I, as an example, was receiving since mid 2012 steady flow of hate messages, including abuses, threat to kill me and hurt my kids. To date, no one message was successfully traced and no one was subsequently arrested. Even when I was physically attacked at least 3 times, I provided pictures, videos, car plate-numbers and phone numbers of perpetrators, no one was arrested. Of course except the high-profile attack I coped in front of Chanel 7 cameras May 2013. But even though the whole incident was filmed and broadcasted widely on many media outlets here and abroad, the perpetrator was found to be “community builder” and escaped any charge.

This should lead us to ask thousands of questions: why security agencies are very quick and effective in solving some crimes, but slow and terribly ineffective in solving others? Does this depend on the profile of the victim in the society? Or maybe it is related more to the perpetrator’s profile?

Let us discuss some of the threats I received for the last 5 years and try to answer some of these questions.

The first public attacks I received were during the NSW election campaign 2011. During January 2011, ALL my posters were ripped off, my campaign workers were threatened and I was personally threatened in front of tens of people outside Al Bukhari bookstore. The perpetrators were volunteers inside the bookstore. I even passed names to Auburn police station. The police officer told me that he cannot do anything, even though I was threatened inside the Auburn police station in front of that police officer.

While my complaint was ignored by police, it received extensive media interest. I was contacted by journalists from ALL major media outlets in Australia. I was even contacted by The Times magazine. At that time, I did not know why the media gave me all this attention, but I refused to broadcast my complaint.
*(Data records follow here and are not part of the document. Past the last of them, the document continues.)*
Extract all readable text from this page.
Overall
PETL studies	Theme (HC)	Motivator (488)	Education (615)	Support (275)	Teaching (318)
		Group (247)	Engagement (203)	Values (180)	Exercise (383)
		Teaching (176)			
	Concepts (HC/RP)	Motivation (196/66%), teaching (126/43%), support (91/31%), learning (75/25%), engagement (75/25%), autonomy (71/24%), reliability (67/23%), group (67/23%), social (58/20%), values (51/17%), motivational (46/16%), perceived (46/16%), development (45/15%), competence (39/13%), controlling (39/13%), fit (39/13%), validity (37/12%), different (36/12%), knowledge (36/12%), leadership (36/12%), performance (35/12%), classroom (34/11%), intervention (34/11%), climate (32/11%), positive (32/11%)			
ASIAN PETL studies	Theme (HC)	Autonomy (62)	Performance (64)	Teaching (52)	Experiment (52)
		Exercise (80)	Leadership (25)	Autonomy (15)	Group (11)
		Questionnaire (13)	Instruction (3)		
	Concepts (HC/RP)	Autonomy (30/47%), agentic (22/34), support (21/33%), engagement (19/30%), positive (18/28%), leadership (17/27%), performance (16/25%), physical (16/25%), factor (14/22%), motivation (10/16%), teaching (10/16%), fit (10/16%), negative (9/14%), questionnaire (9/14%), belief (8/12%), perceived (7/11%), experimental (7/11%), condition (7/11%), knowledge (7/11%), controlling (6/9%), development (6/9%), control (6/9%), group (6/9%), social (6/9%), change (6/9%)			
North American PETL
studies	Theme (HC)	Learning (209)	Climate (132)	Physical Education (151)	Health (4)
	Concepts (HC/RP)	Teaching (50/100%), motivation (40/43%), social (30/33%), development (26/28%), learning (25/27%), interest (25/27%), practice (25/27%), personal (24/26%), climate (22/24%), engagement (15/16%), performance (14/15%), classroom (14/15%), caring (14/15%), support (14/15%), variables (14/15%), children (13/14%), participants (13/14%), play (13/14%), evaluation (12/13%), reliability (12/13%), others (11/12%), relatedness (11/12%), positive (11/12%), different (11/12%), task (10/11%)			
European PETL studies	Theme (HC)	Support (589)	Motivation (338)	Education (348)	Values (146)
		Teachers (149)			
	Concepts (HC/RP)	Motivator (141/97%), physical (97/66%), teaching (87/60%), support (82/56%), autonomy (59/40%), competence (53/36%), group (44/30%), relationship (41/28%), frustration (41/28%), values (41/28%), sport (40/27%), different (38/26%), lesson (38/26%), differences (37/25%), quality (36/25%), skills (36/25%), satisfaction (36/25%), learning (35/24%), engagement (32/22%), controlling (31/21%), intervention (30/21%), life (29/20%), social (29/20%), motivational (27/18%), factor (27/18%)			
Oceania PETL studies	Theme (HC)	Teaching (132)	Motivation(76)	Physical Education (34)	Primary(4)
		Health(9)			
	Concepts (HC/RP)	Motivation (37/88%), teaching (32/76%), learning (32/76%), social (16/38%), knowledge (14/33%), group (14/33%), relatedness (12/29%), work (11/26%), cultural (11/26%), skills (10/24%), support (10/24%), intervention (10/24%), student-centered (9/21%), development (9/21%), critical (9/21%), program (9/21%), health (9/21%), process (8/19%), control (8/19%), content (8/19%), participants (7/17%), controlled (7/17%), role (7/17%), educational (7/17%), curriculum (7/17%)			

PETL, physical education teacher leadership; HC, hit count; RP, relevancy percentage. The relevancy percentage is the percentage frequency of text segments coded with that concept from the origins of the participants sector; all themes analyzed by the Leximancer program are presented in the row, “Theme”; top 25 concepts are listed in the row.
Now I understand why single complaint received all media attention in Australia and around the world, but all my subsequent complaint in 2012 received little media (and authorities) attention.

In January 2011, the Syrian crisis did not start yet. The complaint was against notorious Wahhabi extremist “sheikh” and his followers. It was a good media opportunity to stir some Islamophobia and get coverage, readers and business. While all serious threats I, and many in the community, received after the beginning of Syrian revolution were ignored only for one reason: because we were on the wrong side of the crisis.

From mid 2012, Wahhabi extremists intensified their violence against any opponent (or possible opponent) to Syrian “revolution”. As the Syrian “revolution” enjoyed the support of ALL our Parliamentary politicians, ALL media outlets and support of our security agencies, this violence campaigns by Wahhabi extremists were largely ignored. Not only this. The politicians were denying them. Surprisingly, security agencies were not only in denial. They were suggesting that it is not about extremism but rather about drug-dealing. I was personally asked (under threat of prosecution) to stop talking about these violence campaigns.

The media that was eager in the past to pick any story about “Muslim” wrongdoings, this time was largely silent. They did not take advantage of this golden opportunity to try and spread more Islamophobia….!!!

The reasons were very clear: they all sacrificed all these opportunities to continue the support for the “Syrian revolution”. All this despite the fact that this support and turning blind eyes on these violent campaigns meant allowing extremists to brainwash, recruit, fundraise and send terrorists to fight in Syria. And all this was the reasons why we have the highest radicalization level in Australian contemporary history now.

So the quick and soft actions to arrest of violence perpetrators depend on the profile of the victims: if the victims are friendly with current media and political agendas, the action will be swift and perpetrators will be arrested immediately and convicted.

This is why Wahhabi extremists who shot Ali Ibrahim, burned Al Hariri shop, attacked many community members (before mid 2014) where never brought to justice. At that time, the agenda was to help Syrian “revolution” at any expense.

We should be happy that the agendas are changed. But this leaves the victims of Wahhabi extremists deeply disappointed. We were let down and left alone to fight extremists for years. All this with no recognition of our sacrifice and courage. On the contrary. We were described with all stupid description. All this because we were swimming against the tide, despite being ahead of the whole nation in predicting the ugly outcome.

What is more disappointing in the fact that agendas were changed means that the same people who were behind extremism for the last years, became now the face of fighting against the same extremism they promoted between 2011 – 2014.